Ayın altıncı bilmecesi: coğrafi asimetri

Bilimde hala açıklanamayan oldukça şok edici bir gerçek, ay yüzeyinin coğrafi asimetrisidir. Ayın ünlü "karanlık" tarafında çok daha fazla krater, dağ ve yer şekli bulunur. Ayrıca, daha önce de belirttiğimiz gibi, denizlerin çoğu, aksine, görebildiğimiz tarafta yer almaktadır.

Ay'ın yedinci bilmecesi: Ay'ın düşük yoğunluğu

Uydumuzun yoğunluğu, Dünya'nın yoğunluğunun %60'ı kadardır. Bu gerçek, çeşitli çalışmalarla birlikte Ay'ın içi boş bir cisim olduğunu kanıtlamaktadır. Ayrıca, birkaç bilim adamı yukarıda bahsedilen boşluğun yapay olduğunu öne sürmeye girişti. Aslında, tespit edilen yüzey katmanlarının konumu göz önüne alındığında, bilim adamları Ay'ın "tersten" oluşan bir gezegen gibi göründüğünü iddia ediyorlar ve bazıları bunu "sahte döküm" teorisi lehine bir argüman olarak kullanıyor.

Ayın sekizinci bilmecesi: kökenler

Geçen yüzyılda, uzun bir süre, ayın kökenine ilişkin üç teori geleneksel olarak kabul edildi. Şu anda, bilim camiasının çoğu, Ay'ın gezegenoidinin yapay kökeni hipotezini diğerlerinden daha az makul bulmadı.

Bir teori, Ay'ın Dünya'nın bir parçası olduğunu öne sürüyor. Ancak bu iki cismin doğasındaki büyük farklılıklar, bu teoriyi pratik olarak savunulamaz hale getiriyor.

Başka bir teori, bu gök cisminin Dünya ile aynı zamanda, aynı kozmik gaz bulutundan oluştuğudur. Ancak Dünya ve Ay'ın en azından benzer bir yapıya sahip olması gerektiğinden, önceki sonuç bu yargıyla ilgili olarak da geçerlidir.

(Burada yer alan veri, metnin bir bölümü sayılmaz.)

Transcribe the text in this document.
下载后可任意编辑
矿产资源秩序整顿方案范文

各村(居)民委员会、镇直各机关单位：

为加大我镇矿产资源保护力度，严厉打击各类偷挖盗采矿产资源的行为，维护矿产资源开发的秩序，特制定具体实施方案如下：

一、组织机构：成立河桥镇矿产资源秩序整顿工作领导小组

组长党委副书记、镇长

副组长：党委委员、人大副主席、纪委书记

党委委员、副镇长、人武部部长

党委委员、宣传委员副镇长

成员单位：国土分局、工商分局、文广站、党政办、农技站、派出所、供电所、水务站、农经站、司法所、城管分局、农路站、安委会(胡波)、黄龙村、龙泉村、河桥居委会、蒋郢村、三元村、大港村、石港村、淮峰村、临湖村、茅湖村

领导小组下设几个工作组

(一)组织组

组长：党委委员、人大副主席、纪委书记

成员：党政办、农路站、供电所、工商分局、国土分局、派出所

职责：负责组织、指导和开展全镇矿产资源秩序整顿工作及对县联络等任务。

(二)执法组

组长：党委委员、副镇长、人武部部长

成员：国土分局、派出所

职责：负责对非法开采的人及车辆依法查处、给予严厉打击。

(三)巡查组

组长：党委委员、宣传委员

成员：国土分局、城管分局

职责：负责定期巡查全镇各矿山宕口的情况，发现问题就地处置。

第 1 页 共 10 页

Üçüncü teori, uzayda dolaşırken, Ay'ın yerçekimine düştüğünü ve onu yakalayıp "esirine" çevirdiğini öne sürüyor. Bu açıklamanın en büyük dezavantajı, Ay'ın yörüngesinin neredeyse dairesel ve döngüsel olmasıdır. Böyle bir fenomenle (uydu gezegen tarafından "yakalandığında"), yörünge merkezden yeterince uzakta olacaktır veya en azından bir tür elipsoid olacaktır.

Dördüncü varsayım en inanılmazıdır, ancak her durumda, Dünya'nın uydusu ile ilişkili çeşitli anormallikleri açıklayabilir, çünkü Ay akıllı varlıklar tarafından tasarlandıysa, o zaman kendisini ödünç verdiği fiziksel yasalar olurdu. diğer gök cisimleri için aynı derecede geçerli değildir.

Bilim adamları Vasin ve Shcherbakov tarafından öne sürülen Ay'ın bilmeceleri, Ay'ın anormalliklerinin sadece bazı gerçek fiziksel tahminleridir. Ayrıca "doğal" uydumuzun olmaması ihtimalini düşünenlere güven veren daha birçok video, fotoğrafik kanıt ve araştırma var.